I used to hate meeting with parents because it meant another night away from home dealing with people I didn’t understand. When I became a parent I saw the importance; but the annoyance was still there. That’s because my experience of parent meetings were miserable. They were filled with lecturing, and were highly disorganized. Then I realized parent meetings didn’t need to stink. They can be engaging and should be approached as a big opportunity.
Communicating with parents is essential to what you do. There will be times when you need to connect with one and then other times with all of them. Instead of reluctantly gathering parents together on a weeknight when no one wants to be there, turn it into one of your greatest features as a youth ministry. The topic might not matter, all you need to do is make it a worth while experience. Which means you need to:
- Give Plenty Of Notice: Parent’s might not come to your meetings because you are throwing the event on them last minute. If the topic is engaging (i.e. How to talk to my kid about sex and dating) it might not matter. If it’s something slightly less attractive (i.e. Mission trip logistics meeting) you need plenty of time to inform, remind and compel them to come. Plus the more notice you give them, the more time you have to prepare.
- Have Someone At The Door: Make your meeting an experience where everyone is welcomed by standing at the door as parents come in. You don’t know what their day is like and having someone greet them with love and show them where to go is key. They might be anxious, nervous or reluctant to go. Starting the evening with hospitality will combat any negative feelings and show that you are hospitable.

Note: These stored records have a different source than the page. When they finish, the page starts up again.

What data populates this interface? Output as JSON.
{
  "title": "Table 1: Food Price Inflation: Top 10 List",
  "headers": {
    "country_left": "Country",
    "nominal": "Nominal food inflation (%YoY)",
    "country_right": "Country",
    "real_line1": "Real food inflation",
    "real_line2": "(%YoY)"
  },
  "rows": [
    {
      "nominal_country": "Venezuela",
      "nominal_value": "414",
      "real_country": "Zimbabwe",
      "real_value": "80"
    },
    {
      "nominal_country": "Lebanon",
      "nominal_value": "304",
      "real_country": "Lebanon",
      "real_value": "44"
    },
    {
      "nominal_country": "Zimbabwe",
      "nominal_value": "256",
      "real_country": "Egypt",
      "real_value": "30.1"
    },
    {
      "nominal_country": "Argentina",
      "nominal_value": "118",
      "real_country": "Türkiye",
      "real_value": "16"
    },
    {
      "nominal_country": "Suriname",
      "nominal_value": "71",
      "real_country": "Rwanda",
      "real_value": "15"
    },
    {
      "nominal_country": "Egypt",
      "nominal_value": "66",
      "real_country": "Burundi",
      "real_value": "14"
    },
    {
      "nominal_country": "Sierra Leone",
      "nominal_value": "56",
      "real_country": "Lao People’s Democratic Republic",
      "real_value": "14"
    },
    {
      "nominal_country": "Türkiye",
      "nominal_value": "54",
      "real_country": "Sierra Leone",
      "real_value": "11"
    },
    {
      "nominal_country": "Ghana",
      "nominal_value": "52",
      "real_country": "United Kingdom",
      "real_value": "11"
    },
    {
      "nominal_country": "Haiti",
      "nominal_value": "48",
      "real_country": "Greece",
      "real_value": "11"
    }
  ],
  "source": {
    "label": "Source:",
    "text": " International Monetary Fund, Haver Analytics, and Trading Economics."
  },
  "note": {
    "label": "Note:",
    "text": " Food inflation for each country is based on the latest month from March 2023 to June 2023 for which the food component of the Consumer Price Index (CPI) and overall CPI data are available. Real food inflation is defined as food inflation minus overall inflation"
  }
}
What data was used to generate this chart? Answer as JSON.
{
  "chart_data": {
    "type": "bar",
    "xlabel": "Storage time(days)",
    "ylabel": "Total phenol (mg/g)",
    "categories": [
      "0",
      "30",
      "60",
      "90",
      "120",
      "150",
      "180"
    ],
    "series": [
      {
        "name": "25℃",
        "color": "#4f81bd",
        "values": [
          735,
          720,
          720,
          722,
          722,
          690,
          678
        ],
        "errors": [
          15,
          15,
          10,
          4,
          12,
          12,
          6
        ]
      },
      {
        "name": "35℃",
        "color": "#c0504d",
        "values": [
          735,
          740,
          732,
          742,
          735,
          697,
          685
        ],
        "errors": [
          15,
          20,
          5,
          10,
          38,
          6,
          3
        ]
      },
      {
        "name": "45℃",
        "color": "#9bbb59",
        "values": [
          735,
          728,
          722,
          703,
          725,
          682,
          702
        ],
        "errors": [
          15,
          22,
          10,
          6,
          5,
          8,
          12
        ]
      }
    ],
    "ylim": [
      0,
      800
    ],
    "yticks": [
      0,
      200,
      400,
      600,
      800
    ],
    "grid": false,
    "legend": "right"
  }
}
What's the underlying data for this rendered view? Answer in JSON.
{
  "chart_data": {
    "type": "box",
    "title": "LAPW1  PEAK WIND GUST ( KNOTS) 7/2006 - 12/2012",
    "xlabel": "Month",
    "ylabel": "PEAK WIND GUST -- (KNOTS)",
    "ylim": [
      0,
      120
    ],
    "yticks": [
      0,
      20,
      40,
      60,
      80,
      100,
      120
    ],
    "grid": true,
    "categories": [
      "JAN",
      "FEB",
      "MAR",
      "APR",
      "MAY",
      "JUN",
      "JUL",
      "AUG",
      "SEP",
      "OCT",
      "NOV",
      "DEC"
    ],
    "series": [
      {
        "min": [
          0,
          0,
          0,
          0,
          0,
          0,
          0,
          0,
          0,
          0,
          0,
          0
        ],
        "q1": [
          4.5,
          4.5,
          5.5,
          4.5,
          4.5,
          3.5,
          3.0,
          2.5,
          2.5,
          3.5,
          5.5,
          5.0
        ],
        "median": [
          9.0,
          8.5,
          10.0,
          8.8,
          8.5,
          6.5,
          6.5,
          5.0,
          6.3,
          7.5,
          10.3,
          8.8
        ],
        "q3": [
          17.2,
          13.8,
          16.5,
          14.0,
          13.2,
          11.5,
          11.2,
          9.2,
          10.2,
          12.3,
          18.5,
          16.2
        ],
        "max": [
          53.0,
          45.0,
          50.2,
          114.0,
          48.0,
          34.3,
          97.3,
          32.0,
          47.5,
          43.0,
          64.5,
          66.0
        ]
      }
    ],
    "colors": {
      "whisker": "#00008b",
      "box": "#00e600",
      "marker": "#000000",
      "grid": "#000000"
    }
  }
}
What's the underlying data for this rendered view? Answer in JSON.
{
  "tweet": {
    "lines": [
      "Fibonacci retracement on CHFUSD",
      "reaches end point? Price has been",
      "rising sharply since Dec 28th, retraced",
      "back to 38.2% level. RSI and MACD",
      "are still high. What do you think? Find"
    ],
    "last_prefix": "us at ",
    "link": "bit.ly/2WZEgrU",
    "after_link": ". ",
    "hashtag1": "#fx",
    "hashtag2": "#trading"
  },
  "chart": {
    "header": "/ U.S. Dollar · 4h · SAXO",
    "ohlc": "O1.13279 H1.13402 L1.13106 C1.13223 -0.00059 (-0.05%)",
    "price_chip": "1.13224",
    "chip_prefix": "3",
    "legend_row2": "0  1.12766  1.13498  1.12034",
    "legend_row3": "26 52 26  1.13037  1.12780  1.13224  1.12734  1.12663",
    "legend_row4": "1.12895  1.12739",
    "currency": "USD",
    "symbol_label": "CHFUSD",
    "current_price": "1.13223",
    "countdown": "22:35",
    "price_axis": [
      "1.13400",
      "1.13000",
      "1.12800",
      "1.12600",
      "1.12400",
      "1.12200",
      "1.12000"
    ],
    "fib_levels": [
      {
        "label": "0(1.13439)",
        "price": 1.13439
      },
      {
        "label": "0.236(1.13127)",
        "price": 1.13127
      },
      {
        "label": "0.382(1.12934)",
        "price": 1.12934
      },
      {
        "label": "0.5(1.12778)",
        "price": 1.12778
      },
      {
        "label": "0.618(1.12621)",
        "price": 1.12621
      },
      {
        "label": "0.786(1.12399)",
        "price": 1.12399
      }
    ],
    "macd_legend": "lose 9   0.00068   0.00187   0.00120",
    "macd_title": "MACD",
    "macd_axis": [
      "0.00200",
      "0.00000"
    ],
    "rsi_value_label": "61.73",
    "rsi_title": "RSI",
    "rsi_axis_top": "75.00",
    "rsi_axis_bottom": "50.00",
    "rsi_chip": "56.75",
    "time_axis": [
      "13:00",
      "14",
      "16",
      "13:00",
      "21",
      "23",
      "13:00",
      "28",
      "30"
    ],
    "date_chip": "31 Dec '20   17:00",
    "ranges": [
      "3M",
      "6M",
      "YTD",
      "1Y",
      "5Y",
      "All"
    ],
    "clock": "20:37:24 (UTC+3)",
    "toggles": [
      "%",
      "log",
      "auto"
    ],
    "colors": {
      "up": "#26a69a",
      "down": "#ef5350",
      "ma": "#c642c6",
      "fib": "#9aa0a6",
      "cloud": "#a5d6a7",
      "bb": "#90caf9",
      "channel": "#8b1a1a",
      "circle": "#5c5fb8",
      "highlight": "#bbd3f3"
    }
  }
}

- Keep To The Time: Start on time and end on time. It not only shows you are organized but conscious of other people’s schedules. Set an agenda and find someone to hold you accountable. People will appreciate you more when you do not waste their time.
- Cast Vision: You might be discussing policy in the student ministry; however, this is also a great time to share why you exist. Parent’s might not get to hear the vision of your ministry in other capacities. Make sure you do not miss out on this time to let them know how your ministry is more than babysitting teens.
- Leave Room For Connecting: Make sure you give yourself time at the end of the meeting to hang around and chat with parents. They might have been anticipating this as a moment to speak with you about their teen. This gives you the opportunity to recruit, and grow more leaders and advocates for the ministry.
If you can create effective and engaging parent meetings then you will build community with parents. If you value the relationship you have with parents they’ll trust you with their child that much more. Do not waste the opportunity of a meeting, embrace it and be intentional.
How do you make parent meetings worth your while and theirs?